Integrada, ao cotidiano das famílias, as telas impactam as formas de relacionamento sociais, hábitos e comportamentos2, trazendo preocupação e polêmica em particular quando o tema é a exposição de crianças às telas. A entrada da mulher de forma cada vez mais agressiva no mercado de trabalho — aliada ao não compartilhamento integral de tarefas domésticas entre os membros do casal e ao não oferecimento pleno de creches e centros de atendimento a crianças pequenas — gerou uma lacuna na esfera do cuidado com os filhos, espaço que foi oportunamente ocupado, em muitos casos, com a introdução da TV como indispensável na rotina diária de muitas famílias.

A criança hoje tem na TV uma forte referência, seja como fonte de conhecimento ilimitado, seja como parâmetro para seus comportamentos, com uma significativa alteração do papel dos pais3. Nesse cenário, quais seriam os impactos da exposição de crianças pequenas à mídia televisiva e quais as implicações legais no âmbito da proteção da criança e do adolescente e do consumidor?

2. TV para bebês: riscos potenciais e exploração pelo mercado publicitário

Canais televisivos exclusivos para crianças não é uma novidade: já em 19794 foi criado nos Estados

Page 225

Unidos o Nickelodeon, direcionado a crianças de 2 a 11 anos de idade e transmitido para 90 milhões de domicílios em mais de 70 países5. Seu exemplo foi seguido por outras emissoras, com a criação de Cartoon Network, Fox Kids e Discovery Kids.

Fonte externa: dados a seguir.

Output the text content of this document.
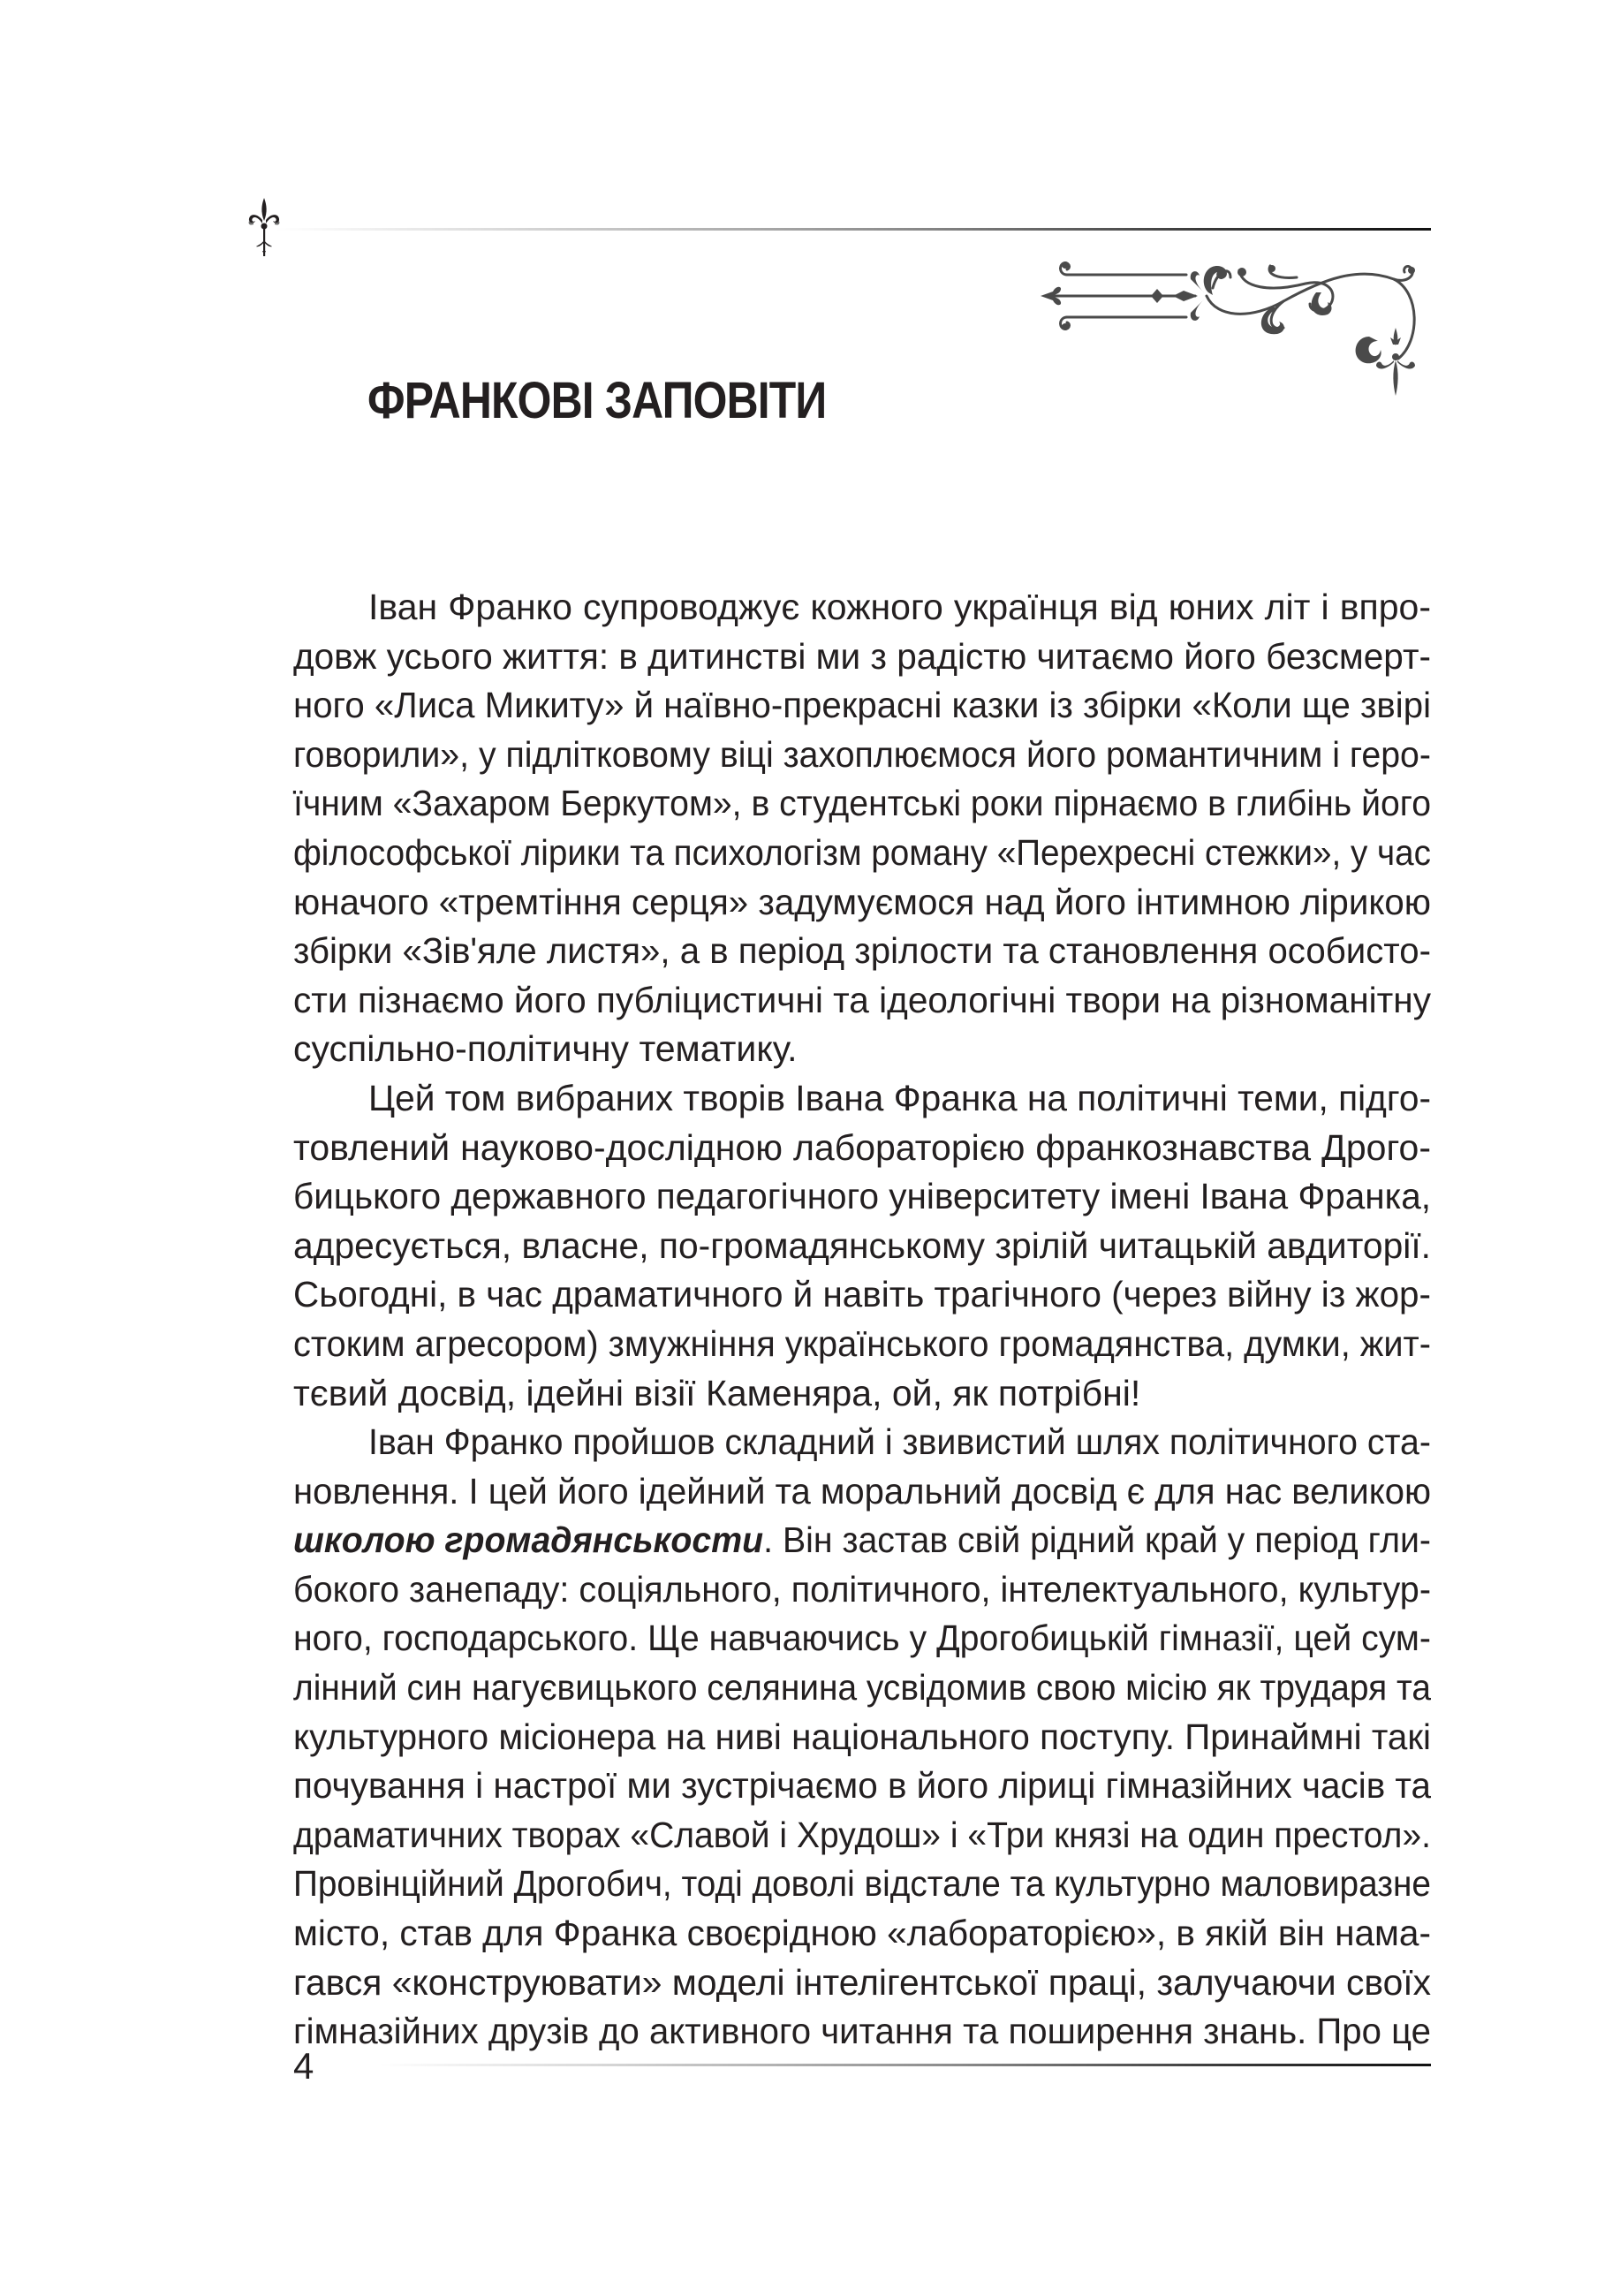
ФРАНКОВІ ЗАПОВІТИ
Іван Франко супроводжує кожного українця від юних літ і впро-
довж усього життя: в дитинстві ми з радістю читаємо його безсмерт-
ного «Лиса Микиту» й наївно-прекрасні казки із збірки «Коли ще звірі
говорили», у підлітковому віці захоплюємося його романтичним і геро-
їчним «Захаром Беркутом», в студентські роки пірнаємо в глибінь його
філософської лірики та психологізм роману «Перехресні стежки», у час
юначого «тремтіння серця» задумуємося над його інтимною лірикою
збірки «Зів'яле листя», а в період зрілости та становлення особисто-
сти пізнаємо його публіцистичні та ідеологічні твори на різноманітну
суспільно-політичну тематику.
Цей том вибраних творів Івана Франка на політичні теми, підго-
товлений науково-дослідною лабораторією франкознавства Дрого-
бицького державного педагогічного університету імені Івана Франка,
адресується, власне, по-громадянському зрілій читацькій авдиторії.
Сьогодні, в час драматичного й навіть трагічного (через війну із жор-
стоким агресором) змужніння українського громадянства, думки, жит-
тєвий досвід, ідейні візії Каменяра, ой, як потрібні!
Іван Франко пройшов складний і звивистий шлях політичного ста-
новлення. І цей його ідейний та моральний досвід є для нас великою
школою громадянськости. Він застав свій рідний край у період гли-
бокого занепаду: соціяльного, політичного, інтелектуального, культур-
ного, господарського. Ще навчаючись у Дрогобицькій гімназії, цей сум-
лінний син нагуєвицького селянина усвідомив свою місію як трударя та
культурного місіонера на ниві національного поступу. Принаймні такі
почування і настрої ми зустрічаємо в його ліриці гімназійних часів та
драматичних творах «Славой і Хрудош» і «Три князі на один престол».
Провінційний Дрогобич, тоді доволі відстале та культурно маловиразне
місто, став для Франка своєрідною «лабораторією», в якій він нама-
гався «конструювати» моделі інтелігентської праці, залучаючи своїх
гімназійних друзів до активного читання та поширення знань. Про це
4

No Brasil, o Cartoon Network foi o primeiro canal exclusivamente dirigido ao público infantil, ocupando uma posição de liderança no gosto e interesse das crianças6, cuja média de exposição à TV rivaliza com o tempo despendido nas escolas7.

Vale lembrar que inicialmente a programação televisiva era preparada para atrair toda a família, que se reunia em torno do aparelho na sala da casa. Com a sua popularização, o hábito de assistir à TV tornou-se algo particular e individualizado e as emissoras têm buscado atingir cada vez mais públicos diferenciados e bem definidos. Surge então a ideia de uma televisão só para crianças e, por que não, só para bebês8. A segmentação de conteúdos de mídia também contribui para a segmentação dos mercados, já que boa parte da produção de mídia é suportada pela publicidade. Com a criação de canais e conteúdos exclusivos para crianças, desenvolve-se também um mercado cada vez mais direcionado ao público infantil, que encontra nestas programações específicas um ótimo ambiente de difusão. Assim, o grande investimento no público infantil representa um aporte significativo também na criança como consumidora, seja de produtos televisivos, seja de produtos anunciados na televisão ou mesmo de produtos com licenciamentos de personagens infantis maciçamente anunciados nas diversas mídias.

O precursor dessa programação foi Teletubbies, feito especialmente para bebês de um ano de idade, lançado primeiro na Inglaterra, pela rede de televisão BBC — British Broadcasting Corporation —, e posteriormente nos Estados Unidos, em 1998. Anunciando-se como programa “educativo”, espalhou-se pelo mundo, foi reproduzido em 120 países, inclusive no Brasil, e traduzido para 45 idiomas9.

Foi o despertar da ideia de exploração de mais um novo nicho de mercado: os bebês. Seguindo esta tendência, surgiu em 2004 a primeira programação televisiva direcionada exclusivamente para crianças de zero a três anos de idade, em Israel10. Sendo mercadologicamente vendável e atrativa, a proposta se alastrou por diversos países: Estados Unidos, Itália11, Portugal12 e França, não sem forte oposição e crítica de especialistas da área de desenvolvimento infantil, notadamente na França13 e em Portugal14. O Brasil também conta com programações exclusivas para crianças de zero a três anos. Para os criadores e apoiadores desta programação, ela é necessária porque, se as crianças vão assistir à televisão de qualquer forma, o melhor é que assistam a uma programação especialmente desenvolvida para sua faixa etária.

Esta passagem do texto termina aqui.